The article explains one case:
That's where they meet Clark Reber, who's down on his luck and staying at a local shelter. "It's awesome," Reber tells the students. "You guys are doing great work here. You're uplifting to people that are down and out and bringing food which everyone needs."
Admittedly it's a small project but it could easily be expanded and combined with similar waste-reduction efforts.
In the month since the student-run program started, organizers estimate they've fed about 100 people. If there's any food left after their Saturday night runs, they donate it to a local rescue mission. The group hopes to keep growing and become another reliable source for feeding Flagstaff's hungry and homeless.
Certainly the down and out need all the help they can get. It all boils down to priorities and responsibilities to help without judgement.
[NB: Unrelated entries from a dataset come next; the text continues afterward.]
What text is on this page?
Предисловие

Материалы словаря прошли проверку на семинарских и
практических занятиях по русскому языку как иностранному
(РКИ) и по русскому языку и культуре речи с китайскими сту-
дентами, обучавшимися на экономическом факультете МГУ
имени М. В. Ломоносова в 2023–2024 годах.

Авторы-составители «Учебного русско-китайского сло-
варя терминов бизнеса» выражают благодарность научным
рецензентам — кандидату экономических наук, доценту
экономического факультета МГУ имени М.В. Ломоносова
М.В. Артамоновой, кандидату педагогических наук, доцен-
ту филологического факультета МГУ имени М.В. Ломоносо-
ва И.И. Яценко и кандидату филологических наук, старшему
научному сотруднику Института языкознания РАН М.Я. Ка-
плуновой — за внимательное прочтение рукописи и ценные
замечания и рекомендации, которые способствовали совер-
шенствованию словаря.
According to studies in 2012, there were over 28,000 individuals (estimated at 22,350 adults and 5,805 children) who experienced homelessness in Arizona. It is, of course, difficult to know precisely the actual numbers given the transience of the population.
In any case, that number represented a 12.8 percent increase from the previous year. 
A breakdown of the 2012 figures reveal that the homeless do not belong to any one racial or ethnic background. As you'd expect,  67.4 percent identified themselves as White and 25.5 percent of those  identified themselves as Hispanic. Blacks accounted for 14 percent, Racially Mixed, 3.4 percent and American Indian, 8.6 percent .
The figures from 2012 also show that a majority, 58 percent of the homeless in Arizona were male. Veterans accounted for 13 percent of the adult homeless population. 

Because of its mild winters, Arizona- like a lot of states in the South- tends to draw the homeless. It beats the threat of freezing to death. Last month, it was reported that at least, five homeless Americans died as a result ofexposure this winter.
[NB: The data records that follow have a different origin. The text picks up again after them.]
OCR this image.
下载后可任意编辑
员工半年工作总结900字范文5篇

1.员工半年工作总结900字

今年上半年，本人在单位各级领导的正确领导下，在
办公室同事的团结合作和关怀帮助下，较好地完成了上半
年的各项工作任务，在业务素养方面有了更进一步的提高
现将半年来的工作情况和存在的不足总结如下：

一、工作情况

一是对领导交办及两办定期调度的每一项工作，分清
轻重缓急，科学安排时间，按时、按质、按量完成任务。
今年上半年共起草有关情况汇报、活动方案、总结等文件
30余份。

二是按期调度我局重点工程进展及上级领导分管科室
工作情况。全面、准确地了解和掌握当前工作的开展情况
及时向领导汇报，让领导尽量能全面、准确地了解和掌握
However, being without adequate shelter or a means of finding food is not easy even in relatively warm Arizona. The state gives a plenty of lip-service but the message from local government was loud and clear:  
Your demands for small change and a bite to eat are an embarrassment to civic leaders and a hindrance to doing business. You are not wanted. We don't want to even see you.
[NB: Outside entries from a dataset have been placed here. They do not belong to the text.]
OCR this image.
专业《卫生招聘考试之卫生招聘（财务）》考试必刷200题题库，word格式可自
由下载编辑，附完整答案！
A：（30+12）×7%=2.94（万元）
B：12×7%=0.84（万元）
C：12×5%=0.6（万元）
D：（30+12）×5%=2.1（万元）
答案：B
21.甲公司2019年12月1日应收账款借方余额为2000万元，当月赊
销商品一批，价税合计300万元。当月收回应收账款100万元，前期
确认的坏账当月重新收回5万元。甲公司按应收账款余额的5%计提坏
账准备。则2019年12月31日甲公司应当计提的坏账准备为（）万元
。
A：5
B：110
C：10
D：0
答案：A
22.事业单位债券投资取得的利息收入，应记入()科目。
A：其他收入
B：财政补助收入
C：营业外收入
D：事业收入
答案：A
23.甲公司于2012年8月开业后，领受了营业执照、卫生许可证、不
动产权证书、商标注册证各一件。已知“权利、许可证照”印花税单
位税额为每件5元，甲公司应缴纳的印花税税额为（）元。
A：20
Like many other states during the economic crisis of 2008, Arizona enacted laws banning begging for money or food. The policy was aimed at removing people from downtown areas by jailing them early in the day on suspicion of loitering to beg. Flagstaff police had arrested an estimated 135 people on suspicion of loitering to beg during one year. 
According to an October article in the Los Angeles Times, this kind of targeting of the weakest members of society did not go unchallenged.

Last year, a lawsuit against the city of Flagstaff was filed by the ACLU on behalf of a 77-year-old woman who was arrested when she asked an undercover police officer for bus fare. $1.25.

A federal judge ruled the law was unconstitutional and the city was forced to re-think its  policy.
The council agreed and voted unanimously to stop enforcing the statute, promising that city officials would no longer interfere with a person peacefully begging in public spaces.
The plaintiff in the case, Marlene Baldwin, said in a statement released by the ACLU following the court decision,
"I'm glad I won't be taken to jail just for speaking to people."
Said Mik Jordahl, a Flagstaff attorney who served as ACLU co-counsel in the lawsuit,
“Law enforcement must stand up for the constitutional rights of peaceful beggars and not just respond to complaints from powerful downtown business interests who would take those rights away and sweep homelessness and poverty out of sight."
Perhaps this is the real face of Arizona which needs a lot more attention than the delirious intolerance of the small number of Tea Party extremists.